BVH stands for Bounding Volume Hierarchy. It is a method of grouping up the parts of your scene into bounding volumes so that Cycles only has to be concerned with objects within a BV that the current ray intersects. This speeds up render times by eliminating unnecessary collision checking. It does add a very small amount of extra time at the beginning of the render though to build
the BVH (i.e. split up the objects).
For more on BVH check out this answer.
Path [Ray] Tracing:
Ray tracing is the actual rendering, all the previous steps are simply getting the scene ready to render. Ray tracing is the process of calculating the paths of light photons (called rays or sometimes paths) through the scene.
Cycles is what is called a backwards ray tracing engine. This is because instead of tracing the rays trough the scene starting a the light source, cycles traces the rays backwards starting from the camera. This eliminates having to waste time calculating rays that never hit the camera.
To visualize how this works say we are rendering a 16 x 9 px image. Now imagine that a 16 x 9 pixel grid is overlaid over the camera view. The way cycles computes the final render is by shooting a ray at the center of each pixel.
The path of this ray is then traced through the scene, interacting with the surfaces or volumes of the objects in the scene according to their shaders.
The path will stop when either 1. the ray has hit a lamp or emission shader, 2. the ray will not hit any more objects on it's current trajectory, or 3. the ray has completed a maximum number of bounces.
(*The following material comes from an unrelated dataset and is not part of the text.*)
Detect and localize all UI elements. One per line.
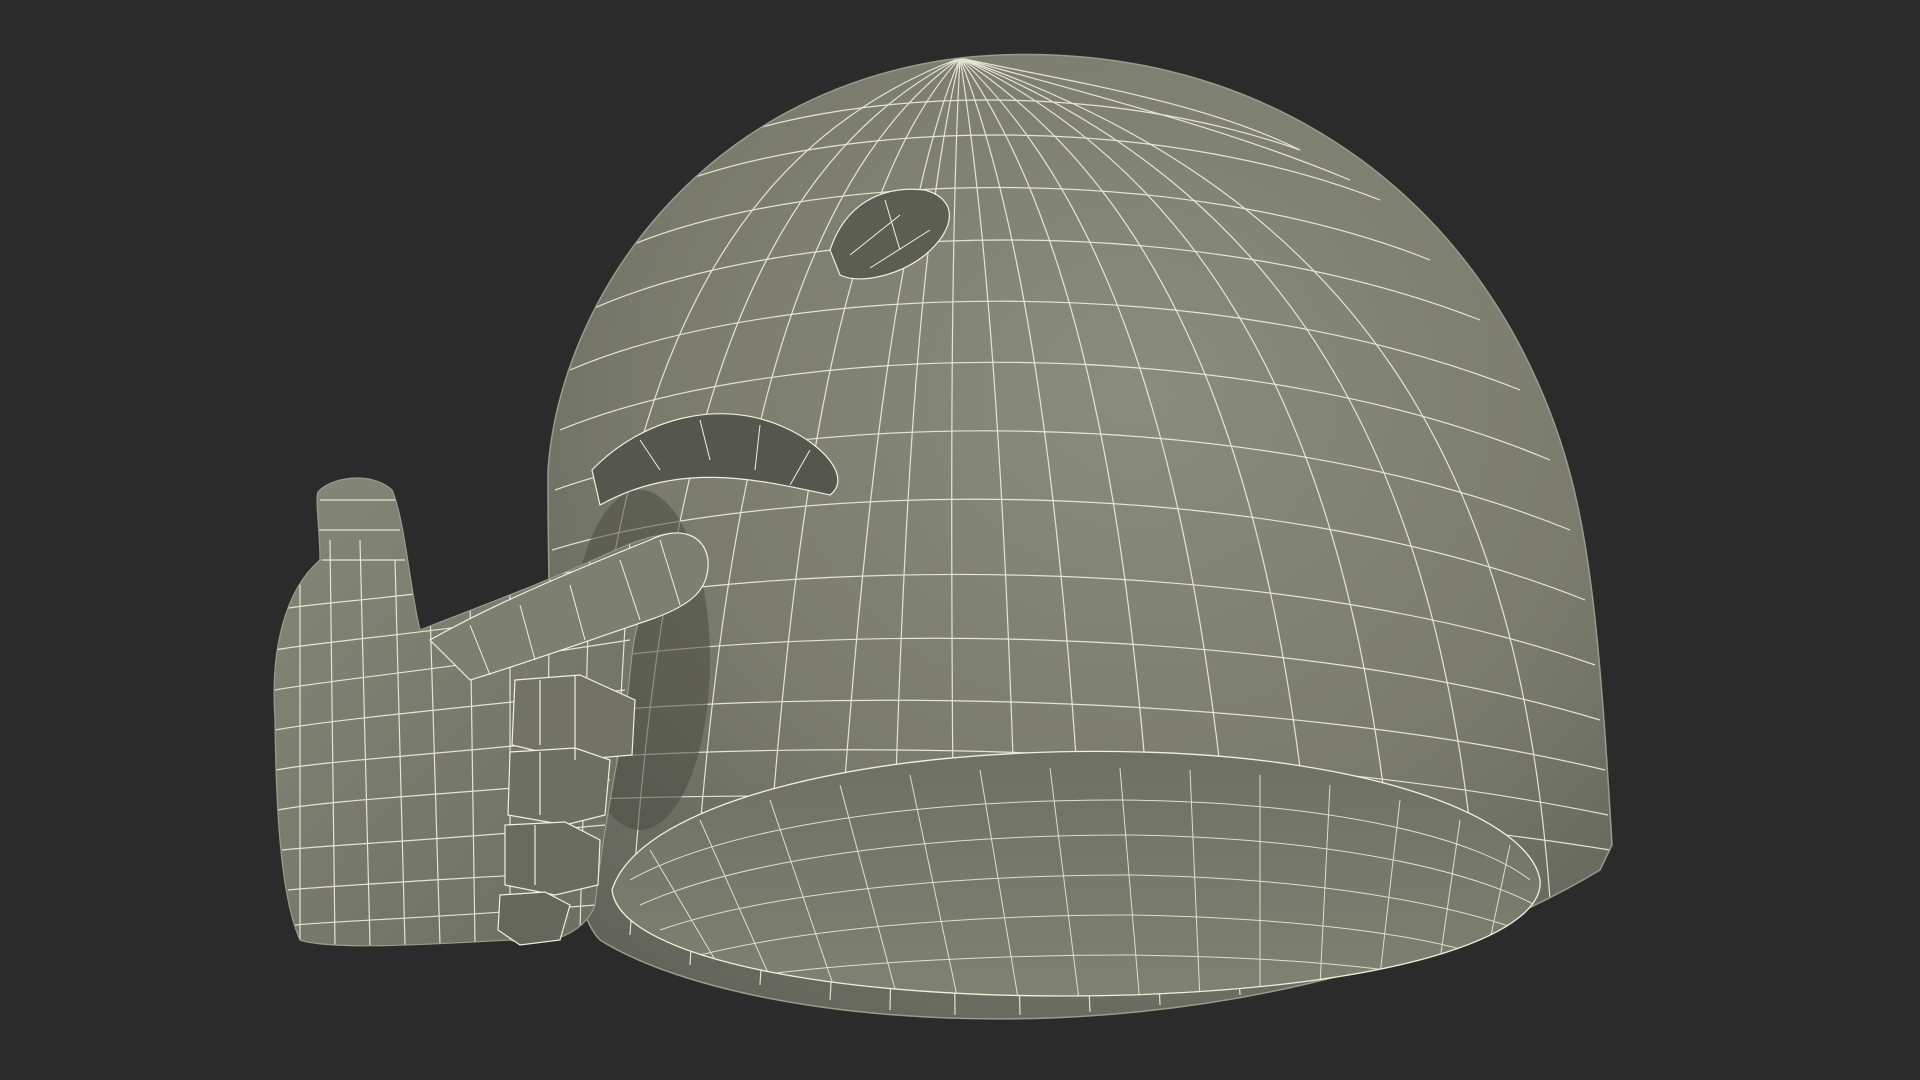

Cycles will then compute the color of that pixel based on the emission strength and color of the final medium it hit, the colors of the mediums it interacted with along the way, and the length of the ray.
However, if cycles only shot one ray per pixel you would end up with a pretty terrible looking result. After all, if a surface is 50% diffuse and 50% glossy, that one ray can't act both ways, it has to choose one. Not to mention more complicated shader node trees, or even the fact that many shaders (like diffuse) introduce a random element to the bounce of a ray. This is solved by sending multiple rays per pixel and averaging the RGB values of each ray. You can change the number of rays cycles shoots per pixel by changing the number of samples.